7. Implications and Future Directions

  • How this changes the landscape
  • MMGR reframes progress in video/image generation from “better looking” to “more correct under constraints,” making it harder for models to “pass” by exploiting perceptual plausibility (Section 4.3; Conclusion).
  • It also highlights that evaluation tooling (VLM judges) can be a major bottleneck, sometimes producing 2–5× overestimation or, in other tasks, underestimation (Tables 5 and 38).

  • Research directions suggested by MMGR’s failure patterns (from the provided text)

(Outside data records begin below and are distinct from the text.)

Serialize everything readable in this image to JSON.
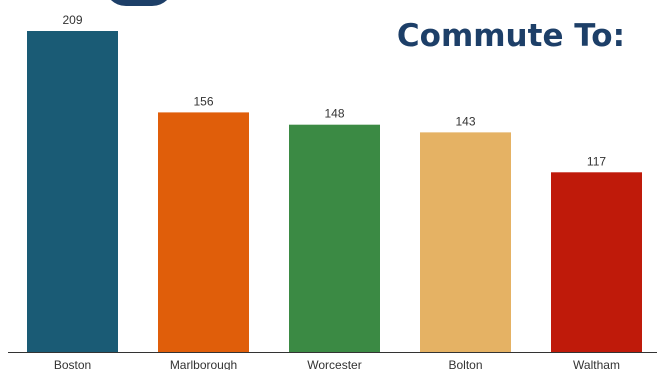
{
  "header": {
    "subtitle": "Commute To:"
  },
  "chart_data": {
    "type": "bar",
    "title": "",
    "xlabel": "",
    "ylabel": "",
    "ylim": [
      0,
      209
    ],
    "grid": false,
    "legend": "none",
    "categories": [
      "Boston",
      "Marlborough",
      "Worcester",
      "Bolton",
      "Waltham"
    ],
    "values": [
      209,
      156,
      148,
      143,
      117
    ],
    "colors": [
      "#1a5b75",
      "#e05e0a",
      "#3b8a44",
      "#e5b264",
      "#bf1a0a"
    ]
  }
}
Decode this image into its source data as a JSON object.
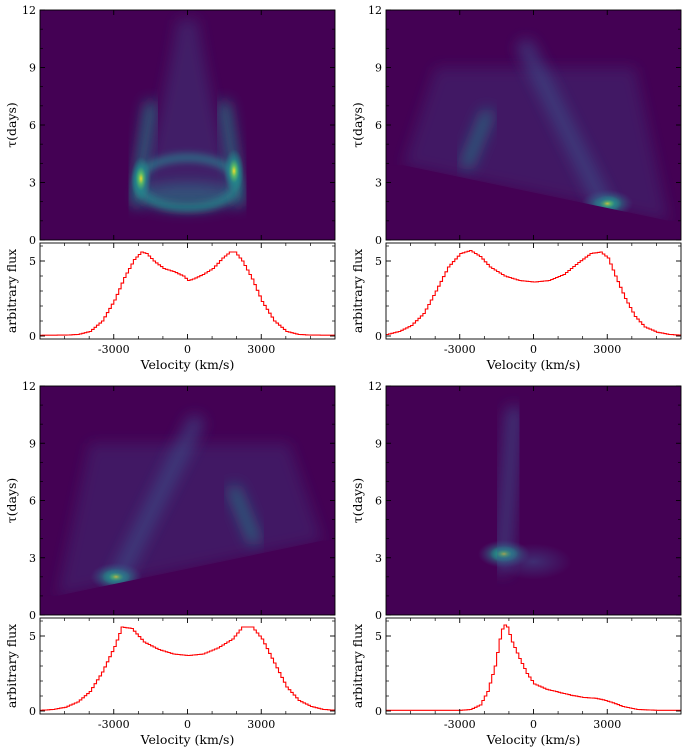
{
  "chart_data": [
    {
      "type": "heatmap",
      "panel": "top-left",
      "ylabel": "τ(days)",
      "ylim": [
        0,
        12
      ],
      "yticks": [
        "0",
        "3",
        "6",
        "9",
        "12"
      ],
      "xlim": [
        -6000,
        6000
      ],
      "background_color": "#440154",
      "colormap": [
        "#440154",
        "#3b528b",
        "#21908d",
        "#5dc963",
        "#fde725"
      ],
      "features": [
        {
          "kind": "ring",
          "center_velocity": 0,
          "center_tau": 3.0,
          "half_width_velocity": 2000,
          "half_height_tau": 1.3
        },
        {
          "kind": "arm",
          "x_at_tau2": -2100,
          "x_at_tau7": -1500,
          "peak_tau": 3.2
        },
        {
          "kind": "arm",
          "x_at_tau2": 2100,
          "x_at_tau7": 1500,
          "peak_tau": 3.6
        },
        {
          "kind": "plume",
          "center_velocity": 0,
          "top_tau": 11.5
        }
      ]
    },
    {
      "type": "heatmap",
      "panel": "top-right",
      "ylabel": "τ(days)",
      "ylim": [
        0,
        12
      ],
      "yticks": [
        "0",
        "3",
        "6",
        "9",
        "12"
      ],
      "xlim": [
        -6000,
        6000
      ],
      "lower_edge": {
        "from": [
          -5300,
          3.9
        ],
        "to": [
          5500,
          1.0
        ]
      },
      "features": [
        {
          "kind": "hotspot",
          "velocity": 3000,
          "tau": 1.9
        },
        {
          "kind": "arm",
          "from": [
            -2700,
            4.0
          ],
          "to": [
            -1900,
            6.5
          ]
        },
        {
          "kind": "streak",
          "from": [
            2800,
            2.0
          ],
          "to": [
            -300,
            10.0
          ]
        }
      ]
    },
    {
      "type": "heatmap",
      "panel": "bottom-left",
      "ylabel": "τ(days)",
      "ylim": [
        0,
        12
      ],
      "yticks": [
        "0",
        "3",
        "6",
        "9",
        "12"
      ],
      "xlim": [
        -6000,
        6000
      ],
      "lower_edge": {
        "from": [
          -5300,
          1.0
        ],
        "to": [
          5500,
          3.9
        ]
      },
      "features": [
        {
          "kind": "hotspot",
          "velocity": -2900,
          "tau": 2.0
        },
        {
          "kind": "arm",
          "from": [
            2700,
            4.0
          ],
          "to": [
            1900,
            6.5
          ]
        },
        {
          "kind": "streak",
          "from": [
            -2800,
            2.0
          ],
          "to": [
            300,
            10.0
          ]
        }
      ]
    },
    {
      "type": "heatmap",
      "panel": "bottom-right",
      "ylabel": "τ(days)",
      "ylim": [
        0,
        12
      ],
      "yticks": [
        "0",
        "3",
        "6",
        "9",
        "12"
      ],
      "xlim": [
        -6000,
        6000
      ],
      "features": [
        {
          "kind": "hotspot",
          "velocity": -1200,
          "tau": 3.2
        },
        {
          "kind": "streak",
          "from": [
            -1250,
            2.6
          ],
          "to": [
            -800,
            10.5
          ]
        },
        {
          "kind": "blob",
          "velocity": 0,
          "tau": 2.8
        }
      ]
    },
    {
      "type": "line",
      "panel": "top-left",
      "xlabel": "Velocity (km/s)",
      "ylabel": "arbitrary flux",
      "xlim": [
        -6000,
        6000
      ],
      "ylim": [
        -0.2,
        6.2
      ],
      "xticks": [
        "-3000",
        "0",
        "3000"
      ],
      "yticks": [
        "0",
        "5"
      ],
      "color": "#ff0000",
      "x": [
        -6000,
        -5000,
        -4500,
        -4000,
        -3500,
        -3000,
        -2600,
        -2200,
        -1900,
        -1700,
        -1400,
        -1000,
        -600,
        -200,
        0,
        200,
        600,
        1000,
        1400,
        1700,
        1900,
        2200,
        2600,
        3000,
        3500,
        4000,
        4500,
        5000,
        6000
      ],
      "y": [
        0.05,
        0.06,
        0.1,
        0.3,
        1.0,
        2.4,
        3.9,
        5.1,
        5.6,
        5.5,
        5.0,
        4.5,
        4.3,
        4.0,
        3.7,
        3.8,
        4.1,
        4.5,
        5.2,
        5.6,
        5.6,
        5.0,
        3.8,
        2.3,
        1.0,
        0.3,
        0.1,
        0.06,
        0.05
      ]
    },
    {
      "type": "line",
      "panel": "top-right",
      "xlabel": "Velocity (km/s)",
      "ylabel": "arbitrary flux",
      "xlim": [
        -6000,
        6000
      ],
      "ylim": [
        -0.2,
        6.2
      ],
      "xticks": [
        "-3000",
        "0",
        "3000"
      ],
      "yticks": [
        "0",
        "5"
      ],
      "color": "#ff0000",
      "x": [
        -6000,
        -5500,
        -5000,
        -4500,
        -4000,
        -3500,
        -3000,
        -2600,
        -2200,
        -1800,
        -1200,
        -600,
        0,
        600,
        1200,
        1800,
        2300,
        2700,
        3000,
        3300,
        3700,
        4100,
        4500,
        5000,
        5500,
        6000
      ],
      "y": [
        0.1,
        0.3,
        0.7,
        1.5,
        3.0,
        4.6,
        5.5,
        5.7,
        5.3,
        4.6,
        4.0,
        3.7,
        3.6,
        3.7,
        4.1,
        4.9,
        5.5,
        5.6,
        5.2,
        4.0,
        2.5,
        1.3,
        0.6,
        0.25,
        0.1,
        0.05
      ]
    },
    {
      "type": "line",
      "panel": "bottom-left",
      "xlabel": "Velocity (km/s)",
      "ylabel": "arbitrary flux",
      "xlim": [
        -6000,
        6000
      ],
      "ylim": [
        -0.2,
        6.2
      ],
      "xticks": [
        "-3000",
        "0",
        "3000"
      ],
      "yticks": [
        "0",
        "5"
      ],
      "color": "#ff0000",
      "x": [
        -6000,
        -5500,
        -5000,
        -4500,
        -4000,
        -3500,
        -3000,
        -2700,
        -2300,
        -1800,
        -1200,
        -600,
        0,
        600,
        1200,
        1800,
        2200,
        2600,
        3000,
        3500,
        4000,
        4500,
        5000,
        5500,
        6000
      ],
      "y": [
        0.05,
        0.1,
        0.25,
        0.6,
        1.3,
        2.6,
        4.3,
        5.6,
        5.5,
        4.6,
        4.1,
        3.8,
        3.7,
        3.8,
        4.2,
        4.8,
        5.6,
        5.6,
        4.8,
        3.2,
        1.6,
        0.7,
        0.3,
        0.1,
        0.05
      ]
    },
    {
      "type": "line",
      "panel": "bottom-right",
      "xlabel": "Velocity (km/s)",
      "ylabel": "arbitrary flux",
      "xlim": [
        -6000,
        6000
      ],
      "ylim": [
        -0.2,
        6.2
      ],
      "xticks": [
        "-3000",
        "0",
        "3000"
      ],
      "yticks": [
        "0",
        "5"
      ],
      "color": "#ff0000",
      "x": [
        -6000,
        -3000,
        -2600,
        -2200,
        -1900,
        -1600,
        -1400,
        -1250,
        -1100,
        -900,
        -600,
        -300,
        0,
        500,
        1000,
        1500,
        2000,
        2500,
        2800,
        3200,
        3600,
        4200,
        5000,
        6000
      ],
      "y": [
        0.05,
        0.05,
        0.1,
        0.4,
        1.3,
        3.0,
        4.8,
        5.8,
        5.6,
        4.6,
        3.5,
        2.5,
        1.8,
        1.45,
        1.25,
        1.05,
        0.9,
        0.85,
        0.75,
        0.55,
        0.3,
        0.1,
        0.05,
        0.05
      ]
    }
  ]
}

  • Reduce the “temporal tax”: develop architectures that separate reasoning state from visual rendering, since maintaining frame coherence can compete with global constraint satisfaction (Conclusion; Sections 6–8).
  • Improve global state consistency: failures like ARC example drift (Figure 11), navigation scene drift (low scene consistency in some tasks; Tables 25, 30–33), and Sudoku clue changes (Table 6) suggest a need for persistent representations (the paper mentions ideas like external memory/world-state representations; Section 1 bullet list; Conclusion).
  • Train with reasoning-correctness objectives: optimize for rule adherence and causal correctness rather than only reconstruction/adversarial/perceptual fidelity (Section 1 bullet list; Conclusion).
  • Evaluator-aware benchmarks: since “evaluability” matters (Section 5.5.3), develop evaluation protocols that are robust to high-speed motion and small frame-local violations.

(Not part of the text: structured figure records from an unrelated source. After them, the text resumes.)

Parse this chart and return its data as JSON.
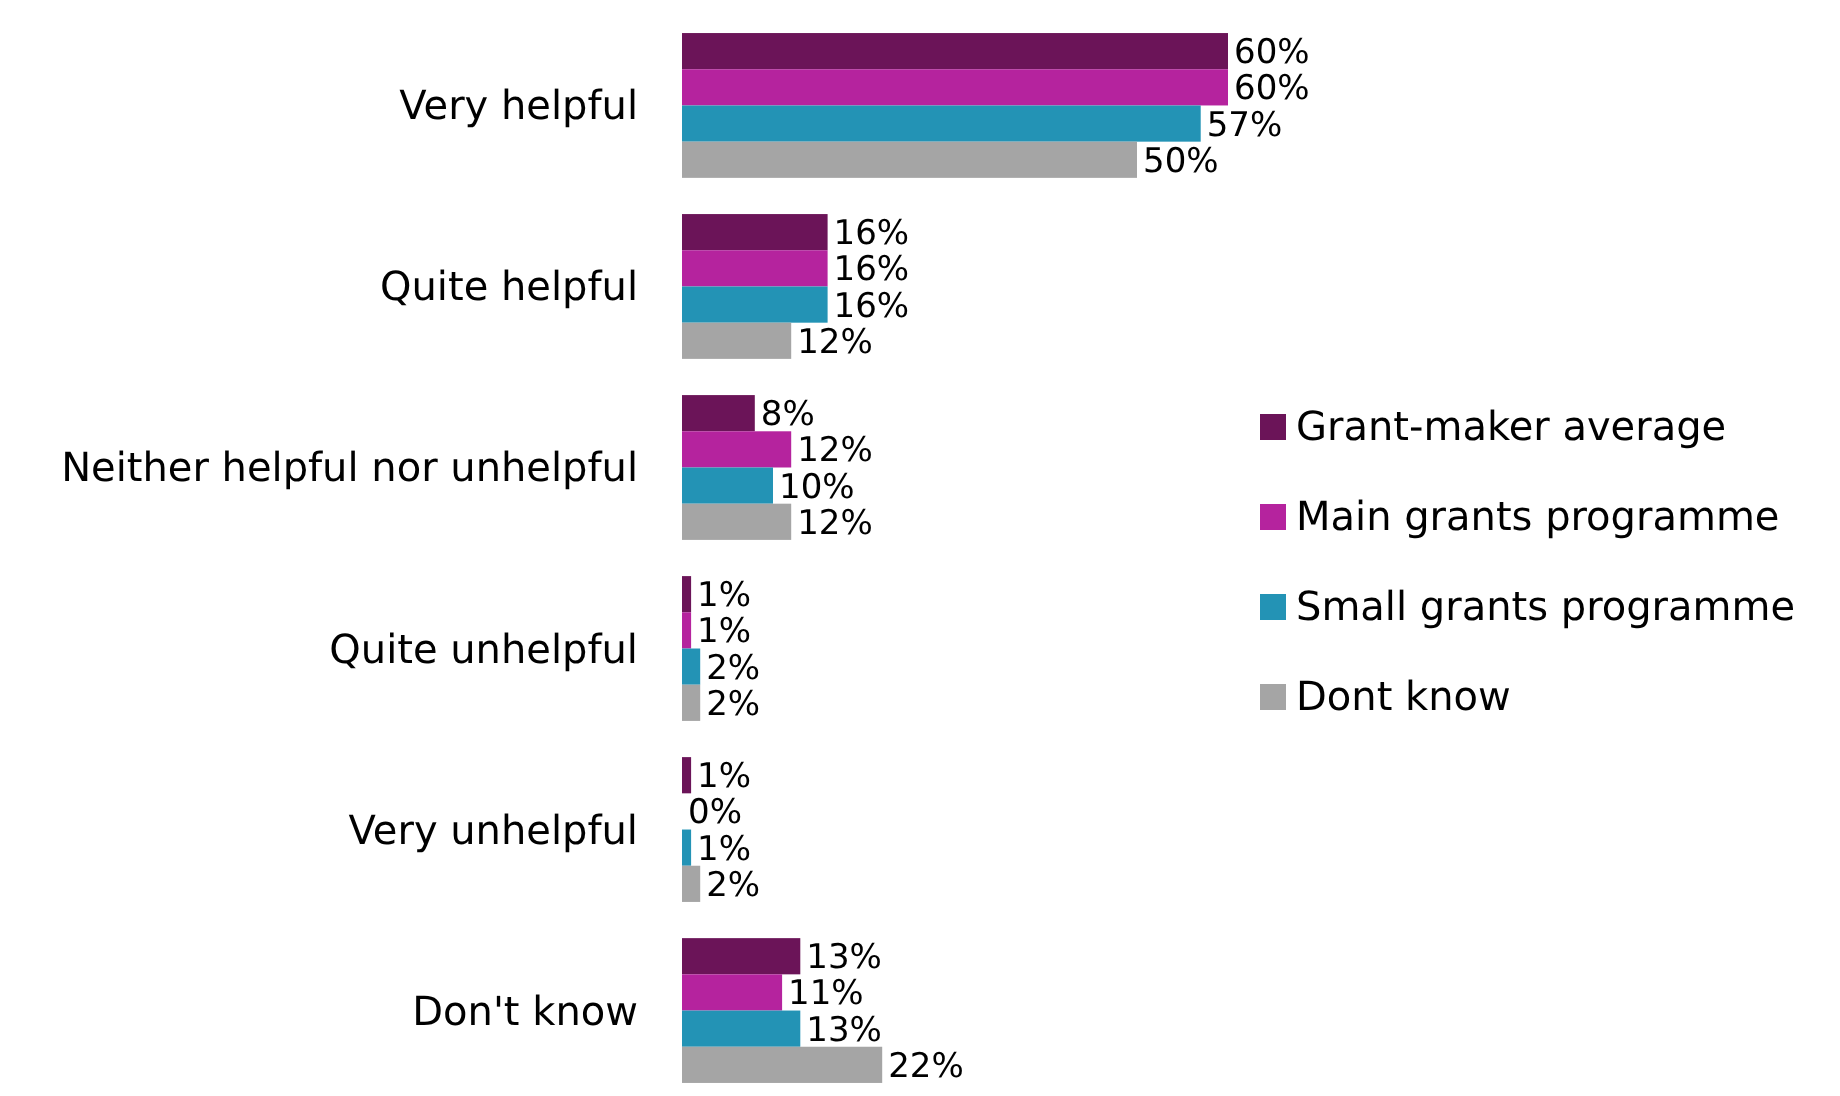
{
  "chart_data": {
    "type": "bar",
    "orientation": "horizontal",
    "legend": "right",
    "categories": [
      "Very helpful",
      "Quite helpful",
      "Neither helpful nor unhelpful",
      "Quite unhelpful",
      "Very unhelpful",
      "Don't know"
    ],
    "series": [
      {
        "name": "Grant-maker average",
        "color": "#6b1458",
        "values": [
          60,
          16,
          8,
          1,
          1,
          13
        ],
        "value_labels": [
          "60%",
          "16%",
          "8%",
          "1%",
          "1%",
          "13%"
        ]
      },
      {
        "name": "Main grants programme",
        "color": "#b5239e",
        "values": [
          60,
          16,
          12,
          1,
          0,
          11
        ],
        "value_labels": [
          "60%",
          "16%",
          "12%",
          "1%",
          "0%",
          "11%"
        ]
      },
      {
        "name": "Small grants programme",
        "color": "#2393b5",
        "values": [
          57,
          16,
          10,
          2,
          1,
          13
        ],
        "value_labels": [
          "57%",
          "16%",
          "10%",
          "2%",
          "1%",
          "13%"
        ]
      },
      {
        "name": "Dont know",
        "color": "#a5a5a5",
        "values": [
          50,
          12,
          12,
          2,
          2,
          22
        ],
        "value_labels": [
          "50%",
          "12%",
          "12%",
          "2%",
          "2%",
          "22%"
        ]
      }
    ]
  }
}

  • Practical applications / downstream use

  • Model selection: MMGR suggests current models may be usable for:
    • some physical commonsense generation (e.g., Sora-2 overall 70% on physical commonsense; Table 35),
    • some last-mile navigation-like generation when the goal is visible (Panoramic; Table 24),
    • but not for:
    • reliable abstract puzzle solving (ARC, Sudoku),
    • long-horizon embodied planning with strict physical and cross-view alignment (SLAG; Table 25; Table 33).
  • Benchmarking world models: MMGR can serve as a diagnostic suite for “world model” claims, especially when paired with human calibration on high-risk slices (Maze Hard; SLAG).

  • Repro/Integration Guidance (based on the provided paper content)

  • Prefer MMGR’s holistic primary metrics when comparing models; relying on partial metrics (e.g., just reaching a goal) can overstate capability (Section 4.3).
  • Use HumanEval alongside AutoEval for tasks where transient errors are decisive (Maze; Section 5.5.3; Table 5) or where cross-view alignment is subtle (SLAG; Table 33).
  • If integrating MMGR-like evaluation internally, treat VLM judging as a noisy sensor whose bias varies by task: it can miss fast violations (Maze, navigation), but can be stricter than humans in plausibility judgments (physical commonsense; Table 38).